Le moi, l’amour, la justice : autant de leurres...
Qui suis-je ? À cette question, Pascal répond : personne. Mon corps, mes talents, ma situation sociale résultent de “ qualités empruntées” que je dois au hasard. Le moi est une illusion, l’amour un leurre, et la justice n’existe pas. Francis Wolff commente quelques pensées pascaliennes implacables.
Article offert, issu du hors-série Blaise Pascal. L’homme face à l’infini, en kisoques jusqu’au 27 septembre
La pensée du fragment « Qu’est-ce que le moi ? » [voir p. 44] donne le tournis. Où veut-elle nous emmener ? Elle entremêle trois concepts : le moi, l’amour, et la justice. Sous nos yeux, elle les construit. Et en même temps les déconstruit.
Elle semble d’abord contribuer à l’invention d’un concept philosophique nouveau, promis à un bel avenir : « le moi » – autrement dit l’identité personnelle, qui se dira self en anglais ou selbst en allemand (« soi »). Pourtant, ce « moi » recherché demeure introuvable. Pascal le montre par trois coups de projecteur successifs de différentes focales. D’abord un plan large, totalement extérieur : vu en troisième personne, anonymement, je ne suis qu’un monsieur qui passe. Ce n’est pas moi en particulier. Vu de là-haut, rien ne me distingue d’un autre. S’ensuit un plan rapproché, comme en deuxième personne. On passe du coup d’œil sur l’individu quelconque au regard sur la personne aimée.
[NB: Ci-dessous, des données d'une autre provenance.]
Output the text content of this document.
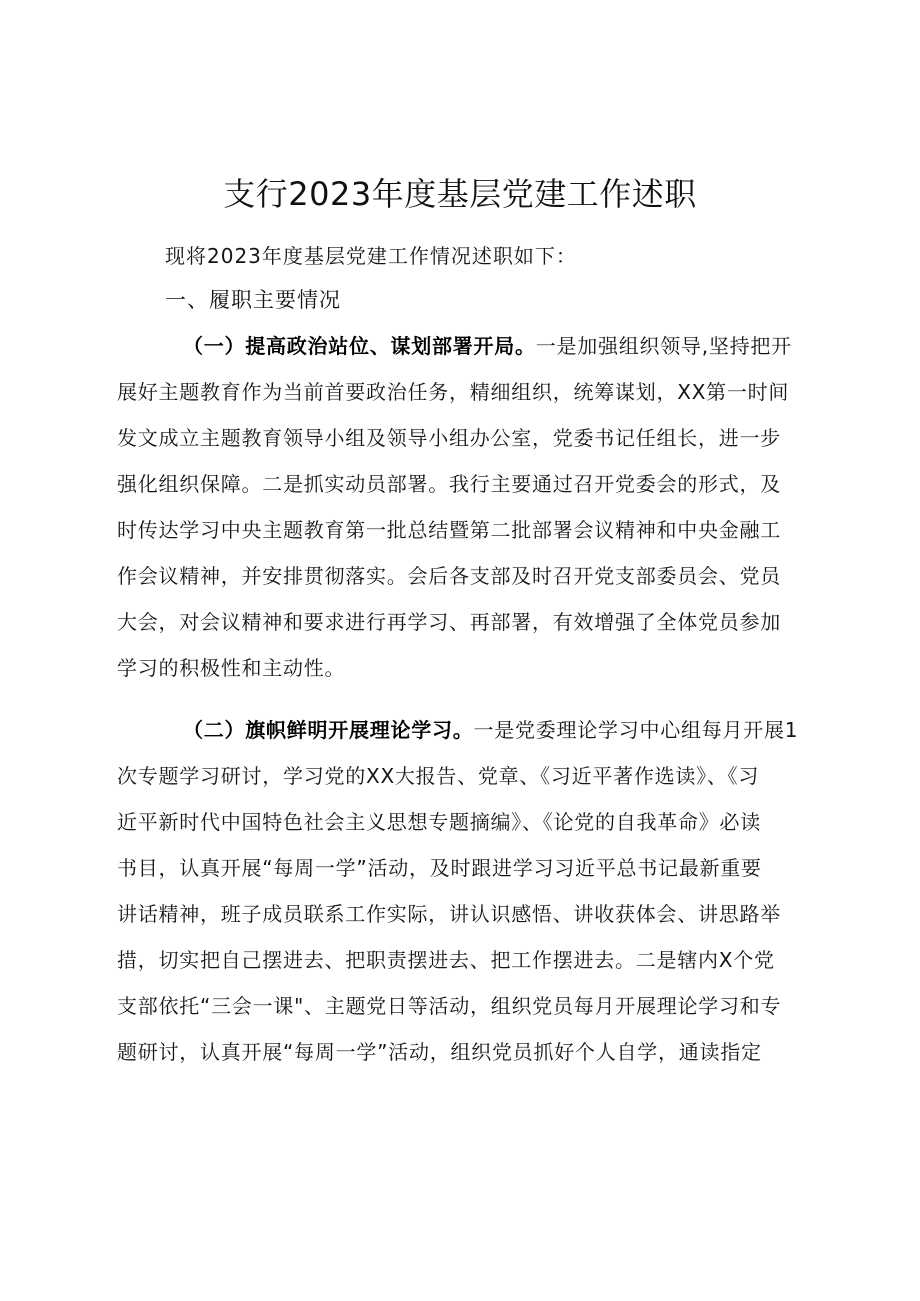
支行2023年度基层党建工作述职
现将2023年度基层党建工作情况述职如下：
一、履职主要情况
（一）提高政治站位、谋划部署开局。一是加强组织领导,坚持把开
展好主题教育作为当前首要政治任务，精细组织，统筹谋划，XX第一时间
发文成立主题教育领导小组及领导小组办公室，党委书记任组长，进一步
强化组织保障。二是抓实动员部署。我行主要通过召开党委会的形式，及
时传达学习中央主题教育第一批总结暨第二批部署会议精神和中央金融工
作会议精神，并安排贯彻落实。会后各支部及时召开党支部委员会、党员
大会，对会议精神和要求进行再学习、再部署，有效增强了全体党员参加
学习的积极性和主动性。
（二）旗帜鲜明开展理论学习。一是党委理论学习中心组每月开展1
次专题学习研讨，学习党的XX大报告、党章、《习近平著作选读》、《习
近平新时代中国特色社会主义思想专题摘编》、《论党的自我革命》必读
书目，认真开展“每周一学”活动，及时跟进学习习近平总书记最新重要
讲话精神，班子成员联系工作实际，讲认识感悟、讲收获体会、讲思路举
措，切实把自己摆进去、把职责摆进去、把工作摆进去。二是辖内X个党
支部依托“三会一课"、主题党日等活动，组织党员每月开展理论学习和专
题研讨，认真开展“每周一学”活动，组织党员抓好个人自学，通读指定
Cette fois, c’est bien moi qu’on regarde, c’est bien lui, c’est bien elle. « Tu es beau, tu es belle, je t’aime ». Pourtant, non, ce n’est pas elle, ce n’est pas lui, ce n’est que son « corps », ce corps que la tradition métaphysique identifie à une simple apparence, opposée à la réalité. Alors, le chasseur du « moi » doit changer de plan. Il faut abandonner la vision et les sens pour pénétrer l’intimité, « l’âme » comme on dit, à laquelle on n’a accès qu’en première personne. Car si le corps n’est que l’apparence, la réalité du moi devrait se trouver dans l’âme, n’est-ce pas ? Mon jugement, ma mémoire, etc., voilà qui serait donc ce moi ? Pas davantage. Car si ces qualités de l’âme sont en effet miennes, à l’égal des qualités du corps, c’est qu’elles ne sont pas ce que je suis « substantiellement » : ce qui est à moi n’est pas ce qui est moi. Pascal le montre en recourant à un argument métaphysique classique remontant à Aristote : les qualités de la substance sont ce qui peut changer ; la substance, elle, est ce qui demeure. « Je puis perdre ces qualités sans me perdre moi-même ». Et de là, aporie. Le moi n’est pas une substance fixe, moi-même, puisque je peux changer ; il n’est pas non plus dans les qualités miennes, lesquelles sont celles du corps ou celles de l’âme. Il n’y a pas de moi. Première déconstruction.